Later that day, a strange woman drops by to meet with Joan. Joan, who was not at home by the time, is convinced that the woman is Sandy Gilman (Polly Bergen), and meets with her the next day to tell her not to come at her house ever again. Amy overhears the conversation and is worried when they discuss rumor of Joan being responsible of their biological baby Christopher's death. She is further confused when Sandy reveals herself as Joan's mother. Amy next contacts Janice, who previously lived with the Quinns, and finds out that Joan did not have a miscarriage, and that police were involved when Christopher died. Eric, informed by Amy, tries to talk to Joan, but she threatens to ruin his career if he interferes.

Meanwhile, Amy finds a video tape of Joan with Christopher, and grows convinced that Joan murdered her baby. Joan catches her watching the tape, and when Amy tries to get away, Joan accidentally shoves her off the stairs. Amy has to be rushed to the hospital, where she gives birth to a baby girl while unconscious. Joan takes the baby home, and tells Amy that she is not allowed in the home anymore. Amy then turns to the police, but they inform her that she can be arrested for breaking contract if she continues her quest to get the baby girl Christine back.

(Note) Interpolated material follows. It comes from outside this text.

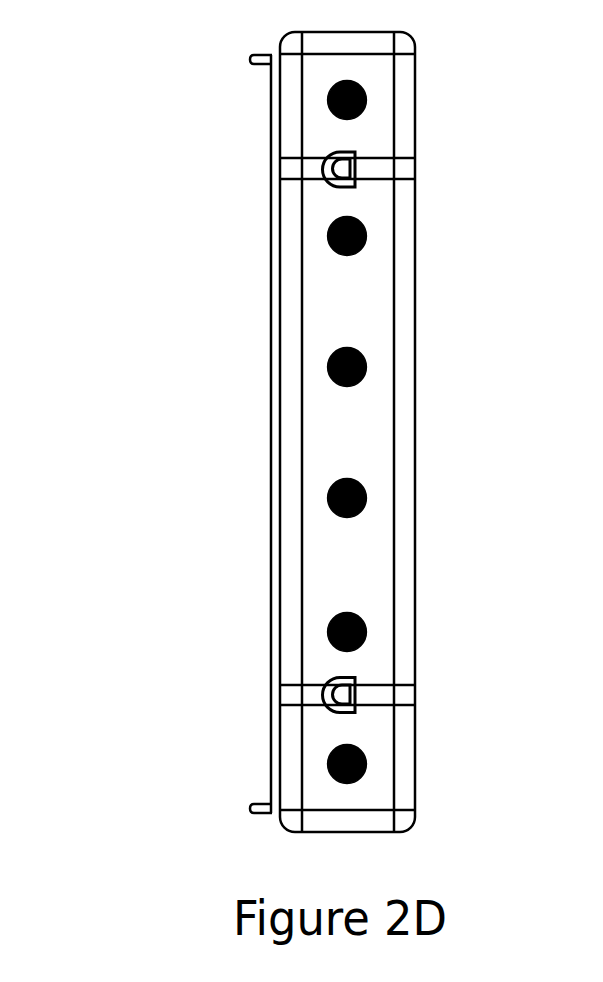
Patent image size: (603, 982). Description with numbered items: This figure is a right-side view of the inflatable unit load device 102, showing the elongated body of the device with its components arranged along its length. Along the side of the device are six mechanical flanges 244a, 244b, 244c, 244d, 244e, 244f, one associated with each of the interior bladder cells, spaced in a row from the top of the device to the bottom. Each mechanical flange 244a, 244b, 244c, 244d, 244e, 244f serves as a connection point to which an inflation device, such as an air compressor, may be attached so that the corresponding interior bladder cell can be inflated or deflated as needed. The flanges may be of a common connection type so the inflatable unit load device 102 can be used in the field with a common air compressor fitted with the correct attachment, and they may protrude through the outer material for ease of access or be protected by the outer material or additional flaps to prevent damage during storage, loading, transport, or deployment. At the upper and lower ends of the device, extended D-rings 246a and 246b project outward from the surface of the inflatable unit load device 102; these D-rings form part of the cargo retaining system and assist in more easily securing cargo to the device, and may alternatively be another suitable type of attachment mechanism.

Instead, Amy and Eric decide to dig into Joan's past and find out that Joan is using a false name. Joan fears that Amy will do anything to get Christine and tells Stuart they might have to 'take care' of her.

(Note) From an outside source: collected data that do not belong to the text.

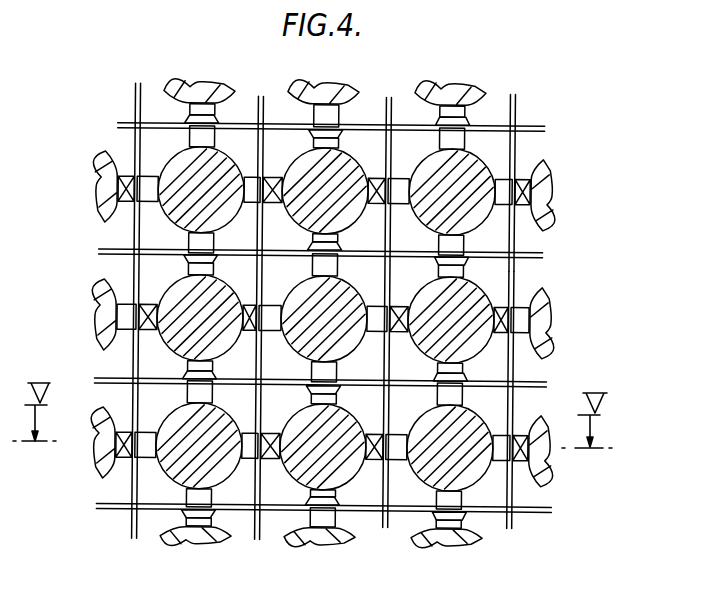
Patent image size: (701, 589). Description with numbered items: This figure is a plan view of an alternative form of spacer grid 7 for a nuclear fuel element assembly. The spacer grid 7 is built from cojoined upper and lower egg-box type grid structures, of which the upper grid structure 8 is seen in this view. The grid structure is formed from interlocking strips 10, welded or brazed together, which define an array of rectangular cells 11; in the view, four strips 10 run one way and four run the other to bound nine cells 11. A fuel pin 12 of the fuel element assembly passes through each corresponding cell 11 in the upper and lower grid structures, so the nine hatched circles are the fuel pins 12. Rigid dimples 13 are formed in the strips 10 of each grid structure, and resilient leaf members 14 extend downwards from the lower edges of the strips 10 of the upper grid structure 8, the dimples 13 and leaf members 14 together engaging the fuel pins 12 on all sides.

The spacer grid 7 is at (502, 140).
The upper grid structure 8 is at (518, 147).
The interlocking strips 10 is at (514, 397).
The rectangular cells 11 is at (140, 373).
The fuel pins 12 is at (345, 163).
The rigid dimples 13 is at (165, 260).
The resilient leaf members 14 is at (342, 258).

When Amy is on her way to the police to inform them about the real Joan and Stuart Quinn, she is run over by Joan before she is able to arrive at the station. Now instead, they turn to the Quinns and kidnap Christine. The Quinns use the help of their guard (Roger R. Cross) to go after her, but Eric steps in-between them, and has to be hospitalized in order for Amy to get away. Amy changes her identity and appearance and goes into hiding and renames her baby Emily. A large police investigation is started, and Amy makes newspaper headlines with the kidnapping. She heads out to Sandy to find help, but the Quinns have already suspected that she might do that and are present as well when Amy arrives. Joan tells Amy that she will not press charges if she gives up Emily, though Stuart interrupts her and admits to the suspicion surrounding the couple about the murder of their infant. He offers to not press charges if she keeps their past a secret, and allows her to take the baby. Joan, infuriated, hits Stuart on the head with an object, takes Emily out off Amy's hands and runs off. Amy follows her and they end up on the edge of a cliff. There, Joan admits that she accidentally smothered Christopher to death when he was crying and reluctantly returns Emily to Amy.

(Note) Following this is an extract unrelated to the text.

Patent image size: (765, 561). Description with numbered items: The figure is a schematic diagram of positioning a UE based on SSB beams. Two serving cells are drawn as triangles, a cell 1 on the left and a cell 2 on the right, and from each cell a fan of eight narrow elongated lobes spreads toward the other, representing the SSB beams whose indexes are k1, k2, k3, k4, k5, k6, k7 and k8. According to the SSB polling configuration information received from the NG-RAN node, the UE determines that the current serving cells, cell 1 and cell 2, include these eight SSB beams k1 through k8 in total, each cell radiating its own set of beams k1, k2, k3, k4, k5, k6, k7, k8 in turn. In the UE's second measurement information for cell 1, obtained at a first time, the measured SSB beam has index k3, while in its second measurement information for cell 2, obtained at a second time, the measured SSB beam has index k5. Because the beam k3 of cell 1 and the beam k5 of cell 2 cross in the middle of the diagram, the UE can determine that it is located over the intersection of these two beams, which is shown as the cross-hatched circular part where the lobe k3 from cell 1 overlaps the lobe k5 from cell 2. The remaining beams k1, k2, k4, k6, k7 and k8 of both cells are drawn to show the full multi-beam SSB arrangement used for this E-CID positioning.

Sometime later, Amy is seen being the legal mother of Emily, and she is now in a loving relationship with Eric.

==Cast==
- Alyssa Milano as Amy Winslow
- Connie Sellecca as Joan Quinn/Catherine Peyser
- David Dukes as Stuart Quinn
- Vincent Ventresca as Eric Shaw
- Polly Bergen as Sandy Gilman
- Scott Hylands as Detective Taggart
- Lorena Gale as Brenda
- Roger R. Cross as Guard

==Production==
Milano, who spent most of the production with her infant co-stars, admitted that the film triggered her maternal instincts: "I was amazed at how instinctual everything was for me." Filming took place in Vancouver.

==Reception==
Variety magazine gave the film a negative review. In the review, the crew's work was praised, but the screenplay was heavily criticized: "Telefilm, under Jan Egleson's strict direction, is supposed to be a thriller, but it's too long a reach; the thrill is gone. David Geddes' lensing creates strong atmosphere, and Ron Yoshida's editing is exemplary. Michael Nemirsky's design is suitable, and Nicholas Pike's score is satisfactory."

==Taglines==
- It began as the perfect arrangement. It became a pact made in Hell.
- Innocent. Alone. She made a contract with evil.